Ante este esquema hacen una aclaración: "La disminución de retenciones a muchas producciones primarias y la exención a las economías regionales, así como la quita de las restricciones al comercio y exportación del trigo, eran medidas absolutamente necesarias para mejorar la competitividad y aumentar la producción. Pero esta situación de políticas vacías, de concesión más que de incentivos, como quedó demostrado por los números fríos, no tiene ningún efecto".
Ahora bien, más allá del crecimiento exponencial en la venta de camionetas utilitarias, también, durante el año pasado, hubo un marcado ascenso en las ventas de maquinaría agrícola.
"El incremento de ventas -de maquinaria agrícola- hasta $19.385 millones, representa para el año 2016, con un tipo de cambio promedio de 15 por dólar, unos 1.290 millones de dólares, lo que significa un incremento del 29% del valor de ventas de maquinaria agrícola, pero continúa lejos de las ventas logradas en 2013 que alcanzan un valor cercano a los 1.800 millones de dólares".
Sin abandonar la polémica Gestar arriesga: "Fuentes privadas estiman que alrededor del 80% de la maquinaria agrícola fue adquirida por contratistas rurales, los nuevos "sin tierra" que son los verdaderos impulsores de la revolución agrícola argentina.
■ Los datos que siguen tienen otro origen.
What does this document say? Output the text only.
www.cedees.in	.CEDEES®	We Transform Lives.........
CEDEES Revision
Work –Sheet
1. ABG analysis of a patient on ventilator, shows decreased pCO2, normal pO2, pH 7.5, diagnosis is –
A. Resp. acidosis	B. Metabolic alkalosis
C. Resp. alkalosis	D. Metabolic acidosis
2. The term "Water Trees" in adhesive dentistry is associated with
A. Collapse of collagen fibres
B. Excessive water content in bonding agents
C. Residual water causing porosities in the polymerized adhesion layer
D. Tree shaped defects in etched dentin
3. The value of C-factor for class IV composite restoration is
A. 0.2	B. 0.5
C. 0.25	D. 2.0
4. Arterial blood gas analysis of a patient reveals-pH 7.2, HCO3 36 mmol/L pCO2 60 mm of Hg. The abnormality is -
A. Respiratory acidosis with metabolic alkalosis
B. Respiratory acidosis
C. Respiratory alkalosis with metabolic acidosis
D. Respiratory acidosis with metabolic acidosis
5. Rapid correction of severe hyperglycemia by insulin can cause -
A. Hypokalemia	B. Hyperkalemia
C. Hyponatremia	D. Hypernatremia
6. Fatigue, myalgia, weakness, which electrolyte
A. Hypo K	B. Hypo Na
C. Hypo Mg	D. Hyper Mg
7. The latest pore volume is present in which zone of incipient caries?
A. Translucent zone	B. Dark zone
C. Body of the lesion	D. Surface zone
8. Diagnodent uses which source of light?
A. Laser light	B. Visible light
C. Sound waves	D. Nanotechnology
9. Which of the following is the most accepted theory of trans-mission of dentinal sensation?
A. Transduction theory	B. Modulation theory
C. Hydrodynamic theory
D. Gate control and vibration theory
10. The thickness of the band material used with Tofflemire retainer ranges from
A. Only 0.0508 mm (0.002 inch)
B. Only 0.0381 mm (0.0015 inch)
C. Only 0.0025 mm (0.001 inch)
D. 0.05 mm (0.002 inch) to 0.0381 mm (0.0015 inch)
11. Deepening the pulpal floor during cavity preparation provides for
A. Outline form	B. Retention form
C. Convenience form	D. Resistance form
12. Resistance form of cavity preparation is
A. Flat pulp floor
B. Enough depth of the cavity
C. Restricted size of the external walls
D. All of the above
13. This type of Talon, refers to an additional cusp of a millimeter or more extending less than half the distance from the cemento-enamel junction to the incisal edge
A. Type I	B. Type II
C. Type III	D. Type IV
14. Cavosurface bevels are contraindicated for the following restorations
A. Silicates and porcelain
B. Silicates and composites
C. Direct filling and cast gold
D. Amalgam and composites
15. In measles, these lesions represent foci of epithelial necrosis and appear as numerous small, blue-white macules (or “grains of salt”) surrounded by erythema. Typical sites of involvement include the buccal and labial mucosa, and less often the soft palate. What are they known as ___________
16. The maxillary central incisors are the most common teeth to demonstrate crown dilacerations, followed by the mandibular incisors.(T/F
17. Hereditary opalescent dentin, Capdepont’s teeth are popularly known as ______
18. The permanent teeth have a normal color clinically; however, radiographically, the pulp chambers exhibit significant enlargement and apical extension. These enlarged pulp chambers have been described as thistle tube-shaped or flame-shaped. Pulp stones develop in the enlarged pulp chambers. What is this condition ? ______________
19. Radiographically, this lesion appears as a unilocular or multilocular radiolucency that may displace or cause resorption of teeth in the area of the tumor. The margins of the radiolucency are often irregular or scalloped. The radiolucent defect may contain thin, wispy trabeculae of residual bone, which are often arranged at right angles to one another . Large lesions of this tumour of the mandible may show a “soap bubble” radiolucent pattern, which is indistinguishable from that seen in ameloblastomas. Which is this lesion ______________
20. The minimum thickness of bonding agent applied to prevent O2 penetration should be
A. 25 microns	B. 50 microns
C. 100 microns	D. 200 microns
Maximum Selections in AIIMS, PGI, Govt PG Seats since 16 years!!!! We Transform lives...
Estas adquisiciones se realizaron mayoritariamente a través del crédito bancario. Por otra parte, la inversión en camionetas fue concentrada (también cerca del 80%) con recursos propios, por productores con tierra".
A modo de conclusión, el autor del análisis reflexiona: "Al final, la tan mentada revolución de la alegría no era la expansión de la producción, ni la pobreza cero, ni la del supermercado del mundo.